Cette mobilisation suppose aussi des moyens. C'est pourquoi un fonds français de soutien aux victimes des violences ethniques et religieuses au Moyen-Orient a été créé en 2015. Il appuie des projets mis en oeuvre notamment par des ONG françaises et par le programme des Nations unies pour le développement (PNUD) au profit des communautés menacées. Il contribue à démontrer à ces populations la solidarité active de la France. Depuis sa création, ce fonds a engagé près de 23 millions d'euros sur 79 projets concrets, en Irak, en Syrie, au Liban, en Jordanie et en Turquie. Au cours de l'année écoulée, il a permis de financer 17 projets, pour un montant total de plus de 5 millions d'euros : huit projets d'assistance humanitaire pour les populations déplacées dans les secteurs de l'eau, de l'hygiène, de l'assainissement et de la santé, avec un accent sur la santé mentale, ainsi que dans le domaine les activités génératrices de revenus ; neuf projets de stabilisation visant en particulier à accompagner le retour des populations dans leurs régions d'origine, par des actions de déminage et de rétablissement des services de base.

En Irak, notre action a notamment bénéficié à la ville de Qaraqosh, dans la plaine de Ninive, où une majorité de la population qui avait fui la ville en août 2014 est revenue et où la campagne de déminage est désormais achevée. La phase de reconstruction est lancée.
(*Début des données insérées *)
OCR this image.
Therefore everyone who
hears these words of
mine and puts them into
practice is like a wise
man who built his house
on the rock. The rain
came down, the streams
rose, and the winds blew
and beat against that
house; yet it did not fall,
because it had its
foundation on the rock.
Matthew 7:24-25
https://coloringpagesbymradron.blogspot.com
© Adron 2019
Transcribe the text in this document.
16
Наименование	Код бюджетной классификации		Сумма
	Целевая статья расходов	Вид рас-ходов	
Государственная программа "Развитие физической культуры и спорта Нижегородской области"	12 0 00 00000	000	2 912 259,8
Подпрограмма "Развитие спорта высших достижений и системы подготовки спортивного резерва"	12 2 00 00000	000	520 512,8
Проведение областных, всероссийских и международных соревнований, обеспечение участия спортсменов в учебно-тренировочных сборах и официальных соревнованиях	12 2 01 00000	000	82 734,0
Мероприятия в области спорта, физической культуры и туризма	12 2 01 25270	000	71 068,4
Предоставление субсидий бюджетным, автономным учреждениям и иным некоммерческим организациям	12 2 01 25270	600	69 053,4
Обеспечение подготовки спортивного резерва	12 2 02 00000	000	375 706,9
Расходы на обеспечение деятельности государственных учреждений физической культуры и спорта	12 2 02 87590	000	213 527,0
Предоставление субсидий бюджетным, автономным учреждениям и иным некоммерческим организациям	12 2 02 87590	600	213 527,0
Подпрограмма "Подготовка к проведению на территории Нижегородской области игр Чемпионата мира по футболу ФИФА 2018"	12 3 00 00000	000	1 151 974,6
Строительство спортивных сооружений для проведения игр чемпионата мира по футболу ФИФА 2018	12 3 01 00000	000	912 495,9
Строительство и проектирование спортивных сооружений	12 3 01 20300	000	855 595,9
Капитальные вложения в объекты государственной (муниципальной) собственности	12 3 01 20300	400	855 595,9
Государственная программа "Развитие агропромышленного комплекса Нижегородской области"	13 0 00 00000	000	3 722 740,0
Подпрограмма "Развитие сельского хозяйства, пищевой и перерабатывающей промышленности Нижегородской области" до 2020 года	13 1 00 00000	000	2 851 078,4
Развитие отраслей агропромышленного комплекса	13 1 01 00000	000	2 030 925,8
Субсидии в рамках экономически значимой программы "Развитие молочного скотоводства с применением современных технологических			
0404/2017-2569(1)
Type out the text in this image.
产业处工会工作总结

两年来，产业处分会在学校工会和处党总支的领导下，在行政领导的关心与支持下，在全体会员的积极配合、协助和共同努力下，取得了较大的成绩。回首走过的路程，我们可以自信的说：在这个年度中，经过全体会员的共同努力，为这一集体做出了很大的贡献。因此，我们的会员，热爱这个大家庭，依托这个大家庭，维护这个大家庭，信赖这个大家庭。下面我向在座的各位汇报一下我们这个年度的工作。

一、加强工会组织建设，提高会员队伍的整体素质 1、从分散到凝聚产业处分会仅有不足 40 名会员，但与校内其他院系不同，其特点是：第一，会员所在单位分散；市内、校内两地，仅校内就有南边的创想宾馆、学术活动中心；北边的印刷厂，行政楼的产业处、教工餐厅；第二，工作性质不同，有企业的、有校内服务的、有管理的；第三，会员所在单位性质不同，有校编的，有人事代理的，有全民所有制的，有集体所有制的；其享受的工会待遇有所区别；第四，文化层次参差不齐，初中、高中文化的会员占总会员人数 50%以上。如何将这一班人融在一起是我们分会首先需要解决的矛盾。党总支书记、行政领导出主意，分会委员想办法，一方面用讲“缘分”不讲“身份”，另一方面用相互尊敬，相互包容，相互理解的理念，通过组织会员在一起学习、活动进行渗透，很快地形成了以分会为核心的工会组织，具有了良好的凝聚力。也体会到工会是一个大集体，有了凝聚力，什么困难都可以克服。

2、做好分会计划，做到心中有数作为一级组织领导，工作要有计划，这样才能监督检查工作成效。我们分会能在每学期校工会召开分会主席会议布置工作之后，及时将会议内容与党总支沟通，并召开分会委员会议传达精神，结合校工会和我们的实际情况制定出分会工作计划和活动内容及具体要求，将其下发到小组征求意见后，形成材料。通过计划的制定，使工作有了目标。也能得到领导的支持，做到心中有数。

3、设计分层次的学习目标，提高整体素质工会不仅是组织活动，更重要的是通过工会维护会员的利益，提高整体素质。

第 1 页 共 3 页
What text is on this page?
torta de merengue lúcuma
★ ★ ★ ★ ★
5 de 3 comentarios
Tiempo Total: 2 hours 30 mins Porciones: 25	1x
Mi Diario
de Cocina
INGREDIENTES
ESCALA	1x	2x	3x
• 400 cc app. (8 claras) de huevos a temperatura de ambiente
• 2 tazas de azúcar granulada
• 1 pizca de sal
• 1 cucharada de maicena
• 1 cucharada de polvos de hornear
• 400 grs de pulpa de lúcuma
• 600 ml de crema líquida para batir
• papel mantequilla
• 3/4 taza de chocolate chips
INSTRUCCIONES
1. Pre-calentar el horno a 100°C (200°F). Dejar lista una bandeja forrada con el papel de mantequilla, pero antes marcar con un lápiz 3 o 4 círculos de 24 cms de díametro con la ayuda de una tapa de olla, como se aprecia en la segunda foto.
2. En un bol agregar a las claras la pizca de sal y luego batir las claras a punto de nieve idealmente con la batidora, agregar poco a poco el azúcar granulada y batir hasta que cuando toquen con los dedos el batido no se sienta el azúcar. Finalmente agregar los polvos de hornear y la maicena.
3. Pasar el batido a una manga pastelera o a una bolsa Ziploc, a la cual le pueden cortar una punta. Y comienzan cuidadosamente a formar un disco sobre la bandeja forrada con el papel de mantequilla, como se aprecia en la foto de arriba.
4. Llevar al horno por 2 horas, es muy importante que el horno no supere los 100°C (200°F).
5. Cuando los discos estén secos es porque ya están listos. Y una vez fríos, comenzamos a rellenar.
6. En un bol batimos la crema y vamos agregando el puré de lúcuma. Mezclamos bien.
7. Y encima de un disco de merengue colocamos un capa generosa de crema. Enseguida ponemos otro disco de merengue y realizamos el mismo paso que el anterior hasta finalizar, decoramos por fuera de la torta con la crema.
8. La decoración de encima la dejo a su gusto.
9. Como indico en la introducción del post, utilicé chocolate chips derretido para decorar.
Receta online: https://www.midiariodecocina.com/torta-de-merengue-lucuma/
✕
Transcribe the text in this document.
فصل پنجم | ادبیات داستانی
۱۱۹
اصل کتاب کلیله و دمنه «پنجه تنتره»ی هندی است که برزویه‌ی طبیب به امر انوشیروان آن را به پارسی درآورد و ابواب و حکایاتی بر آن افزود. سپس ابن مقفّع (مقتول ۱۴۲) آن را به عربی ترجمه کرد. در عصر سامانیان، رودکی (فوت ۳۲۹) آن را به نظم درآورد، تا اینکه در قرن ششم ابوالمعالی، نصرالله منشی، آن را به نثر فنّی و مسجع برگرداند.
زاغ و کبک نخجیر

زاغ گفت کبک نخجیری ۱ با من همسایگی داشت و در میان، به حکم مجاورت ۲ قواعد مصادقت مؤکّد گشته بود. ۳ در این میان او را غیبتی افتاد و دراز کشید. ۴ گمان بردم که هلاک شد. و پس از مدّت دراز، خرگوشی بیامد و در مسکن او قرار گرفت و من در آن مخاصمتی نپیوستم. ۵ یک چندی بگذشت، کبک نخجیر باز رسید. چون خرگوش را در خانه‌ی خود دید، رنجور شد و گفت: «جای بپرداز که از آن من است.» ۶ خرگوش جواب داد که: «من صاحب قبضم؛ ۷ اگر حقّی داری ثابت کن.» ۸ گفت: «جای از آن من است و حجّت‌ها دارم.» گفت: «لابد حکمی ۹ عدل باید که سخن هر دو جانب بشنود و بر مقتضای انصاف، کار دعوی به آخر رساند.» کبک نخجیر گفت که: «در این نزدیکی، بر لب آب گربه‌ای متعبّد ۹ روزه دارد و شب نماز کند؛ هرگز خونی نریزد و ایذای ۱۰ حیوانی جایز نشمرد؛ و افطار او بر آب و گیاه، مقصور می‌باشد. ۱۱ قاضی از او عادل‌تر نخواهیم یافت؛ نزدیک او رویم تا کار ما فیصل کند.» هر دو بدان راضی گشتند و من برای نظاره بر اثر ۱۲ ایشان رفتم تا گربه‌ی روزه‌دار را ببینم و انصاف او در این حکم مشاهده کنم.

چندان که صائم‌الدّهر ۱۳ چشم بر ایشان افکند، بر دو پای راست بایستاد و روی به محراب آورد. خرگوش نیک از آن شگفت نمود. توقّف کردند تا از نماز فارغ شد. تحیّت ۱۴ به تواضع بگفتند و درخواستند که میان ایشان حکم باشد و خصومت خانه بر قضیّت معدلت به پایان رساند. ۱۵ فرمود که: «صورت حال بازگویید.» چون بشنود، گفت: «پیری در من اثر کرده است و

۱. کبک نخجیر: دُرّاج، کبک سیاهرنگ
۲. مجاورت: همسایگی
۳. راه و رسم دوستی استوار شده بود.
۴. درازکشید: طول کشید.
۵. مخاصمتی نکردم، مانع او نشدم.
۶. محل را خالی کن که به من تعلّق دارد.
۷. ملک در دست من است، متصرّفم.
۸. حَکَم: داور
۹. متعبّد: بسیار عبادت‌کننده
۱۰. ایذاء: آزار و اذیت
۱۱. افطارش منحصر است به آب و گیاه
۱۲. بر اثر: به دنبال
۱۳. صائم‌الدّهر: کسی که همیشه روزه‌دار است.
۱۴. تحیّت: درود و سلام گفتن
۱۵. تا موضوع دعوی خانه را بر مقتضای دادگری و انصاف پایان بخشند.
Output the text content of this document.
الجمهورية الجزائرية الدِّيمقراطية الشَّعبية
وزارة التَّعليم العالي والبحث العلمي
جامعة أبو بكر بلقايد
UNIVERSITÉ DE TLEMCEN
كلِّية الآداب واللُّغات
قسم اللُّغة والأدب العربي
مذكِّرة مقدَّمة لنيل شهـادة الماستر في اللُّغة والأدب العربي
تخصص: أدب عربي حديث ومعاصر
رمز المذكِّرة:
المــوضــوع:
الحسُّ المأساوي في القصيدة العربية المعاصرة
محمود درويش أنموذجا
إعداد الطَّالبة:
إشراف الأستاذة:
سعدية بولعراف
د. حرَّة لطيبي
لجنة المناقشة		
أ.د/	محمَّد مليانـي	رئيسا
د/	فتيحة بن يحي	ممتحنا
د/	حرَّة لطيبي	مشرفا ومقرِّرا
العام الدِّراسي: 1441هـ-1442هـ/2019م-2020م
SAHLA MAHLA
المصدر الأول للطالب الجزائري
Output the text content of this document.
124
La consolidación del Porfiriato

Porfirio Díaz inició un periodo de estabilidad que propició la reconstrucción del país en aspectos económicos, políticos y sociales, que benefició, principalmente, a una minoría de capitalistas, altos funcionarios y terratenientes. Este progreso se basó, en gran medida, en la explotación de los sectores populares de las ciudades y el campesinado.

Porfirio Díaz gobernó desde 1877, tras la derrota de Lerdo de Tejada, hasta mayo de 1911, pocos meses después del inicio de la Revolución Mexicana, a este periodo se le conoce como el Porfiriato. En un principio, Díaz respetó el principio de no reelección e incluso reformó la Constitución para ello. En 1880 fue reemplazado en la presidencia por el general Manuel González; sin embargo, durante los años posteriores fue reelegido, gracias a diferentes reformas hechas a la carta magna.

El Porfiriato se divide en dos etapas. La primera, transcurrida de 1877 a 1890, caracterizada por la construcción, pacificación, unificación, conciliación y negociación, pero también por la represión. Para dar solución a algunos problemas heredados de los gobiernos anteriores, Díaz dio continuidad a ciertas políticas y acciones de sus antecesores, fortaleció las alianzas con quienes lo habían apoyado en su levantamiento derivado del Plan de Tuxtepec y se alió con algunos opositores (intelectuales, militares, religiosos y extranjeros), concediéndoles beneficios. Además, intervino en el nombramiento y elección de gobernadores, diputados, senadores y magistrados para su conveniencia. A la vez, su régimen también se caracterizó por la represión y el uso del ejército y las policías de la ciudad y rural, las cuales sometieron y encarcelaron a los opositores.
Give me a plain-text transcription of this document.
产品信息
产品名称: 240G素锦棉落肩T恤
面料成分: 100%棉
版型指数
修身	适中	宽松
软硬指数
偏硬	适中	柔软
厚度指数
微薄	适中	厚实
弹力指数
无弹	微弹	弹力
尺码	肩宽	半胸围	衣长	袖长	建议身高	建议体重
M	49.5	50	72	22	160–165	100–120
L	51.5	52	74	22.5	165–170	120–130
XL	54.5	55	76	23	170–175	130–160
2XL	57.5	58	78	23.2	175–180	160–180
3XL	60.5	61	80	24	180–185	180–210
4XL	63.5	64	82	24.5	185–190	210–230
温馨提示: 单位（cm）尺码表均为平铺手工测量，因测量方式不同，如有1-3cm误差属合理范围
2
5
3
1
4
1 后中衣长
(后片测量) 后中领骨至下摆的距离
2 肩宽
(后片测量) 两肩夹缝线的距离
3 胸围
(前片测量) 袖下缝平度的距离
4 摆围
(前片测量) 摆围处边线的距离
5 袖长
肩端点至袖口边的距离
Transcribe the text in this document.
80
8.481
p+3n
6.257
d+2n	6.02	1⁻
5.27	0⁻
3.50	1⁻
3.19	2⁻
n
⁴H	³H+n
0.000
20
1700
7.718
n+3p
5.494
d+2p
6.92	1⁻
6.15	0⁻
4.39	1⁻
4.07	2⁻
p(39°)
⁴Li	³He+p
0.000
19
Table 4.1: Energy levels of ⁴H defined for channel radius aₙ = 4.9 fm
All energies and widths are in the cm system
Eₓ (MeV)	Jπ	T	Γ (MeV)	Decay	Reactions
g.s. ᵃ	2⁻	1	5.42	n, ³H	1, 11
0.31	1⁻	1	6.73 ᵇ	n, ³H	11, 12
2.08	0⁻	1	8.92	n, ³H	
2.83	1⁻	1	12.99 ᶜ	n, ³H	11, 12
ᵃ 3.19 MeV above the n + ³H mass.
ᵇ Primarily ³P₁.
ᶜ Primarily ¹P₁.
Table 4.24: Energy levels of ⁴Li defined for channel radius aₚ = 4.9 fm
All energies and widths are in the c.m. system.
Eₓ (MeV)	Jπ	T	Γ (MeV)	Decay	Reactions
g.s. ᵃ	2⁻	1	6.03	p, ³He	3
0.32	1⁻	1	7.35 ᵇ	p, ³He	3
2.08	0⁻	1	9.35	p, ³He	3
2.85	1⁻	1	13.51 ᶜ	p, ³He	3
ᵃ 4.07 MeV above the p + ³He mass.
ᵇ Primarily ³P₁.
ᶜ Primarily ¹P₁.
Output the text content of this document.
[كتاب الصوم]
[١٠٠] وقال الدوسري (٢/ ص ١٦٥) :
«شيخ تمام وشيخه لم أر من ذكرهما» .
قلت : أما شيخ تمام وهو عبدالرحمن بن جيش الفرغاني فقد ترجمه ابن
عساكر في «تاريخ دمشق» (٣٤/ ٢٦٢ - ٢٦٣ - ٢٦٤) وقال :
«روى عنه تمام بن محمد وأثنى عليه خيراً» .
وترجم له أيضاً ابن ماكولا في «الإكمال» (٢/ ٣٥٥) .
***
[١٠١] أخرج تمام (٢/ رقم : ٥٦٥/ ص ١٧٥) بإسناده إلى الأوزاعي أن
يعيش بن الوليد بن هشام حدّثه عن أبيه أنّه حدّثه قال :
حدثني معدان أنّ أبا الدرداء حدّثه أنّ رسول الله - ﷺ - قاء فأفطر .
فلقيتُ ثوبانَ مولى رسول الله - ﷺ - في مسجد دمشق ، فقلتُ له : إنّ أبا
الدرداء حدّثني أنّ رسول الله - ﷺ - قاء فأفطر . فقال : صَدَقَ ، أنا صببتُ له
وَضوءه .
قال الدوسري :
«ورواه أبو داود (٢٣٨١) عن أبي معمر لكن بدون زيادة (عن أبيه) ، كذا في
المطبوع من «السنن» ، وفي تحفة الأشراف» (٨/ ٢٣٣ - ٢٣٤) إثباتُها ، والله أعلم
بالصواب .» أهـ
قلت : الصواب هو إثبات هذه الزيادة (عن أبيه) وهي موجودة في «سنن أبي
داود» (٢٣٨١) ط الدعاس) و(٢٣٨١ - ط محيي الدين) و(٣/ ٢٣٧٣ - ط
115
En Syrie, elle a plus particulièrement porté sur le déminage dans la vallée de Khabour, qui compte de nombreux villages chrétiens.

Ce soutien sera maintenu en 2019 et 2020. Cette année, une part significative du Fonds sera consacrée à la mise en oeuvre des engagements du Président de la République envers Nadia Mourad : accueil de 100 femmes yézidies victimes de Daech en France, dont un premier groupe est arrivé en décembre 2018 ; construction d'un nouvel hôpital à Sinjar, ouvert à toutes les communautés. Une attention particulière sera également portée aux communautés de la plaine de Ninive : chrétiennes, kakaï et shabak. Enfin, le soutien aux réfugiés irakiens et syriens au Liban et Jordanie se poursuivra.

Nous avons également pris des initiatives en faveur du patrimoine du Moyen-Orient, singulièrement du patrimoine religieux. Dans ce domaine, nous avons agi en concertation étroite avec l'Unesco et sa directrice générale, Audrey Azoulay. Une conférence internationale sur la préservation du patrimoine en péril s'est tenue à d'Abu Dhabi en décembre 2016, sous la co-présidence de la France et des Émirats arabes unis. Elle a débouché sur la création du Fonds Aliph (Alliance internationale pour la protection du patrimoine dans les zones de conflit) présidé par l'Américain Thomas Kaplan et dont l'ancienne sénatrice Bariza Khiari occupe la vice-présidence.